I think this thread has great questions, I'll see if I can push some of them to the actual docs.

The service can return the SessionToken because it's part of the default response, and I agree that there might be some scenarios where the need for a restart might be "less" required than others. For example, if someone has 1 instance of the app running on a single machine, without any other architecture to support it, on an account with a single region, versus someone with a Redis cache to store user Session Token with load balancing distribution of requests across a farm of machines and deployed across multiple regions with local reads, the second one will require more adjustments than the first one. In a general sense of things, we can say that most of the apps will require some form of adjustment, so when documentation is written, the tendency is to generalize I guess. In case of the SDK, the ROI of the effort to wire this change throughout all the required places only to cover a small subset of scenarios might not be worth it (which was the discussion on the other linked issue).

if my read previous write request is going to a read region other than the write region, can it still guarantee get the latest version write record without using the session token?

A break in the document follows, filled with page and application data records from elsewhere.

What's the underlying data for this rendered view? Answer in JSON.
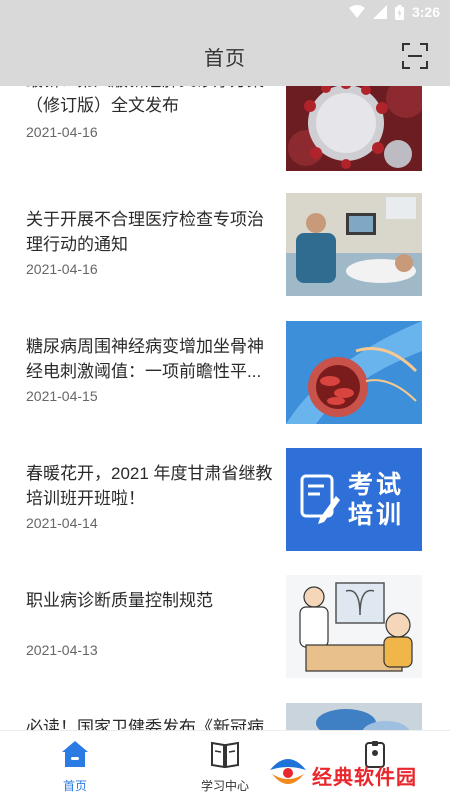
{
  "status_bar": {
    "time": "3:26",
    "icons": [
      "wifi-icon",
      "signal-icon",
      "battery-icon"
    ]
  },
  "header": {
    "title": "首页",
    "scan_icon": "scan-icon"
  },
  "news": [
    {
      "title": "最新！第八版新冠肺炎诊疗方案（修订版）全文发布",
      "date": "2021-04-16",
      "image": "coronavirus-illustration"
    },
    {
      "title": "关于开展不合理医疗检查专项治理行动的通知",
      "date": "2021-04-16",
      "image": "ultrasound-exam-photo"
    },
    {
      "title": "糖尿病周围神经病变增加坐骨神经电刺激阈值：一项前瞻性平...",
      "date": "2021-04-15",
      "image": "blood-vessel-illustration"
    },
    {
      "title": "春暖花开，2021 年度甘肃省继教培训班开班啦！",
      "date": "2021-04-14",
      "image": "exam-training-badge",
      "image_text": "考试培训"
    },
    {
      "title": "职业病诊断质量控制规范",
      "date": "2021-04-13",
      "image": "doctor-xray-cartoon"
    },
    {
      "title": "必读！国家卫健委发布《新冠病",
      "date": "",
      "image": "gloved-hands-photo"
    }
  ],
  "bottom_nav": [
    {
      "label": "首页",
      "icon": "home-icon",
      "active": true
    },
    {
      "label": "学习中心",
      "icon": "book-icon",
      "active": false
    },
    {
      "label": "",
      "icon": "id-badge-icon",
      "active": false
    }
  ],
  "watermark": {
    "text": "经典软件园"
  },
  "colors": {
    "header_bg": "#d9d9d9",
    "accent": "#2a7be4",
    "watermark": "#e8262b"
  }
}
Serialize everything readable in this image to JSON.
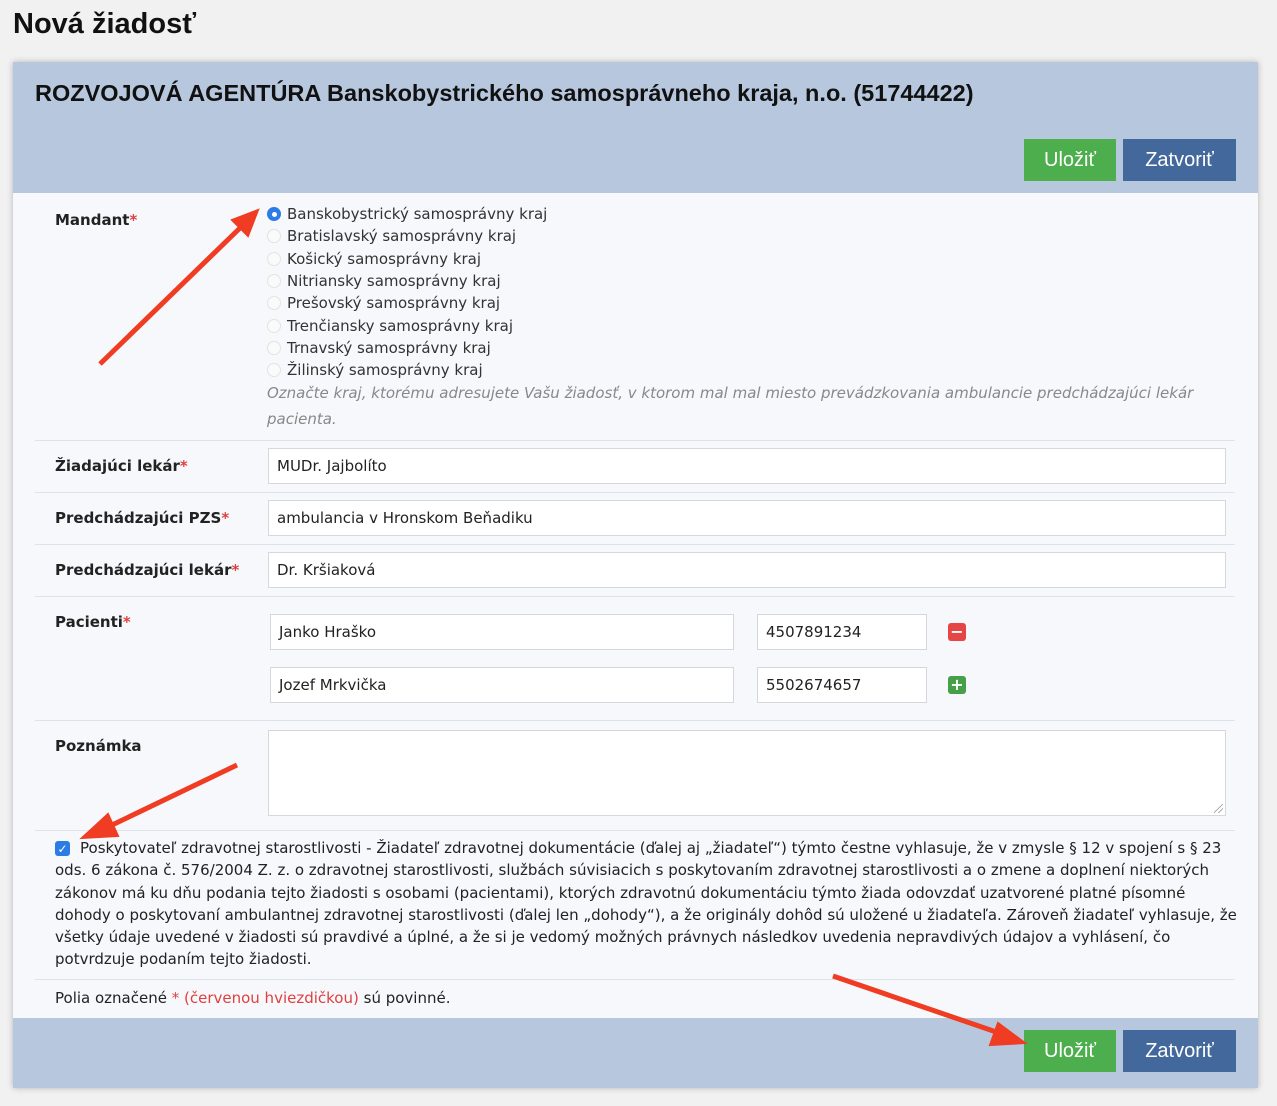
{
  "page_title": "Nová žiadosť",
  "org_title": "ROZVOJOVÁ AGENTÚRA Banskobystrického samosprávneho kraja, n.o. (51744422)",
  "buttons": {
    "save": "Uložiť",
    "close": "Zatvoriť"
  },
  "required_marker": "*",
  "mandant": {
    "label": "Mandant",
    "options": [
      "Banskobystrický samosprávny kraj",
      "Bratislavský samosprávny kraj",
      "Košický samosprávny kraj",
      "Nitriansky samosprávny kraj",
      "Prešovský samosprávny kraj",
      "Trenčiansky samosprávny kraj",
      "Trnavský samosprávny kraj",
      "Žilinský samosprávny kraj"
    ],
    "selected": "Banskobystrický samosprávny kraj",
    "hint": "Označte kraj, ktorému adresujete Vašu žiadosť, v ktorom mal mal miesto prevádzkovania ambulancie predchádzajúci lekár pacienta."
  },
  "fields": {
    "requesting_doctor": {
      "label": "Žiadajúci lekár",
      "value": "MUDr. Jajbolíto"
    },
    "previous_pzs": {
      "label": "Predchádzajúci PZS",
      "value": "ambulancia v Hronskom Beňadiku"
    },
    "previous_doctor": {
      "label": "Predchádzajúci lekár",
      "value": "Dr. Kršiaková"
    }
  },
  "patients": {
    "label": "Pacienti",
    "rows": [
      {
        "name": "Janko Hraško",
        "id": "4507891234",
        "action": "remove-icon"
      },
      {
        "name": "Jozef Mrkvička",
        "id": "5502674657",
        "action": "add-icon"
      }
    ]
  },
  "note": {
    "label": "Poznámka",
    "value": ""
  },
  "declaration": {
    "checked": true,
    "text": "Poskytovateľ zdravotnej starostlivosti - Žiadateľ zdravotnej dokumentácie (ďalej aj „žiadateľ“) týmto čestne vyhlasuje, že v zmysle § 12 v spojení s § 23 ods. 6 zákona č. 576/2004 Z. z. o zdravotnej starostlivosti, službách súvisiacich s poskytovaním zdravotnej starostlivosti a o zmene a doplnení niektorých zákonov má ku dňu podania tejto žiadosti s osobami (pacientami), ktorých zdravotnú dokumentáciu týmto žiada odovzdať uzatvorené platné písomné dohody o poskytovaní ambulantnej zdravotnej starostlivosti (ďalej len „dohody“), a že originály dohôd sú uložené u žiadateľa. Zároveň žiadateľ vyhlasuje, že všetky údaje uvedené v žiadosti sú pravdivé a úplné, a že si je vedomý možných právnych následkov uvedenia nepravdivých údajov a vyhlásení, čo potvrdzuje podaním tejto žiadosti."
  },
  "required_note": {
    "prefix": "Polia označené",
    "marker": "* (červenou hviezdičkou)",
    "suffix": "sú povinné."
  },
  "colors": {
    "header_bg": "#b7c8de",
    "save_green": "#4cae4c",
    "close_blue": "#43699c",
    "required_red": "#e04040",
    "annotation_arrow": "#f03c22"
  }
}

On Strong, the Write and Read do what is called a Quorum check (see https://github.com/Azure/azure-cosmos-dotnet-v3/blob/master/docs/SdkDesign.md#consistency-direct-mode). It verifies that when a write is done, the LSN (transaction identifier) committed globally matches (so all regions have it) and this can affect latency. Depending on your app expectations (for example, a CancellationToken or some timeout mechanism expecting X latency), some code might need to change. On reads, there are 2 reads in parallel and it verifies that the Global committed LSN matches. So you should be able to read it regardless of which region you are reading from without the need of sticky routing (better load balancing).

As a side note, on a Session account, if you are using sticky routing then you don't need to pass the SessionToken, but if you are not using sticky routing, you should.